Title

Notch1 activation in mice causes arteriovenous malformations phenocopied by ephrinB2 and EphB4 mutants.

Document Type

Article

Publication Date

2010

Keywords

Arteriovenous-Malformations, Embryo-Mammalian, Ephrin-B2, Immunohistochemistry, Mice-Knockout, Phenotype, Receptor-EphB4, Receptor-Notch1, Signal-Transduction

JAX Source

Genesis 2010 Mar; 48(3):146-50.

Abstract

Notch signaling is essential for embryonic vascular development in mammals and other vertebrates. Here we show that mouse embryos with conditional activation of the Notch1 gene in endothelial cells (Notch1 gain of function embryos) exhibit defects in vascular remodeling increased diameter of the dorsal aortae, and form arteriovenous malformations. Conversely, embryos with either constitutive or endothelial cell-specific Notch1 gene deletion also have vascular defects, but exhibit decreased diameter of the dorsal aortae and form arteriovenous malformations distinctly different from the Notch1 gain of function mutants.
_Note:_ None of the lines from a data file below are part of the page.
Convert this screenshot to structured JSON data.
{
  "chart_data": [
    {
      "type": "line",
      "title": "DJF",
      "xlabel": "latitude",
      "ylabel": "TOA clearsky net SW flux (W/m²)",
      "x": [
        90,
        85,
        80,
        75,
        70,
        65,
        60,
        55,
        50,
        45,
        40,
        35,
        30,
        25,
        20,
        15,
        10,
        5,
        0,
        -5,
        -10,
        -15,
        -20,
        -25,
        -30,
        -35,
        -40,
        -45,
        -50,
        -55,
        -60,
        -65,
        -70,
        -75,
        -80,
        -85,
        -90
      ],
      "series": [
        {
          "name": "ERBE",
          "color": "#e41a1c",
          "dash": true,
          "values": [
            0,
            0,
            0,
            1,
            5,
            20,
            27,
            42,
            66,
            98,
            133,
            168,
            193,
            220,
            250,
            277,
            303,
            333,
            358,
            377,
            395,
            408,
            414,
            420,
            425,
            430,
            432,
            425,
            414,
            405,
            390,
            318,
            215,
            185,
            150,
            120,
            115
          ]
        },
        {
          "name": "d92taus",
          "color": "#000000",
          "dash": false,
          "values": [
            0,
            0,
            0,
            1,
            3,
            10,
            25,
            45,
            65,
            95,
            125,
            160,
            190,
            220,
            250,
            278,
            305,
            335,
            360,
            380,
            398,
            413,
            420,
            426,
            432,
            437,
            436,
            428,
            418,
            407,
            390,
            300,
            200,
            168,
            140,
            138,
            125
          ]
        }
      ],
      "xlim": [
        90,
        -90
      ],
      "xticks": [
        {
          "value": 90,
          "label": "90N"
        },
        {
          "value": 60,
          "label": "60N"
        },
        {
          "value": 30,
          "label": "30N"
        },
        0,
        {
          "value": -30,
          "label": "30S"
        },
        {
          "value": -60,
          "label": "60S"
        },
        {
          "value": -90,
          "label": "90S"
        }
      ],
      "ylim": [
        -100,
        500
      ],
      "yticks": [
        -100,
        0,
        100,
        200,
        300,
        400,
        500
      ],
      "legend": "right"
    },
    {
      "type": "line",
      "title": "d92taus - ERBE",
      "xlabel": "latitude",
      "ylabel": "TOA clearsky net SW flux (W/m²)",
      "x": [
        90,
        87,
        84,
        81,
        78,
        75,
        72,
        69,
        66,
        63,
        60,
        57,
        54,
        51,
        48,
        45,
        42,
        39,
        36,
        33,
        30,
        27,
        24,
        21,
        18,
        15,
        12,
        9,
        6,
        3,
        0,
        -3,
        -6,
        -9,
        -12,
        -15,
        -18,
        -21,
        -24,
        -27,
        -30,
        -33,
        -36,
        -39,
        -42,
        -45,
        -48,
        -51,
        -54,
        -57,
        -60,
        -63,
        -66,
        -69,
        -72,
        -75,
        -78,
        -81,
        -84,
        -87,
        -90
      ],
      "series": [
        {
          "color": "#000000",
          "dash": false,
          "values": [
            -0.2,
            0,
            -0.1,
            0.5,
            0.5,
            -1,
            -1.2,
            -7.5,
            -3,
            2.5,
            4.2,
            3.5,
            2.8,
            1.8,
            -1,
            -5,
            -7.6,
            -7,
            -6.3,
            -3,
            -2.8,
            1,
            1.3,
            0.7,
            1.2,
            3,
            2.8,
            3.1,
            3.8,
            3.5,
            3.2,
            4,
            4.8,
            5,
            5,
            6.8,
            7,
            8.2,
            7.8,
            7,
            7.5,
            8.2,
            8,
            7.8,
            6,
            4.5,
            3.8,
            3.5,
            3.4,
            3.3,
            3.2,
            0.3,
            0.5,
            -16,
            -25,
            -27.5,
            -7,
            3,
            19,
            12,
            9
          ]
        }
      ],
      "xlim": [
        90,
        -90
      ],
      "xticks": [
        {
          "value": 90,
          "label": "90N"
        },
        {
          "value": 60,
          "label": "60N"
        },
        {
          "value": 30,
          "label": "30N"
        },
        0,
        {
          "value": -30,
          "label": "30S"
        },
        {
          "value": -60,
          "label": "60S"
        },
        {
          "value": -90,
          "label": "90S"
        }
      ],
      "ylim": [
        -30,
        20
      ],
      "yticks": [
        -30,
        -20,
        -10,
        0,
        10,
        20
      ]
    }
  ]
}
Surprisingly, embryos homozygous for mutations of the ephrinB/EphB pathway genes Efnb2 and Ephb4 exhibit vascular defects and arteriovenous malformations that phenocopy the Notch1 gain of function mutants. These results suggest that formation of arteriovenous malformations in Notch1 gain of function mutants and ephrinB/EphB pathway loss of function mutant embryos occurs by different mechanisms.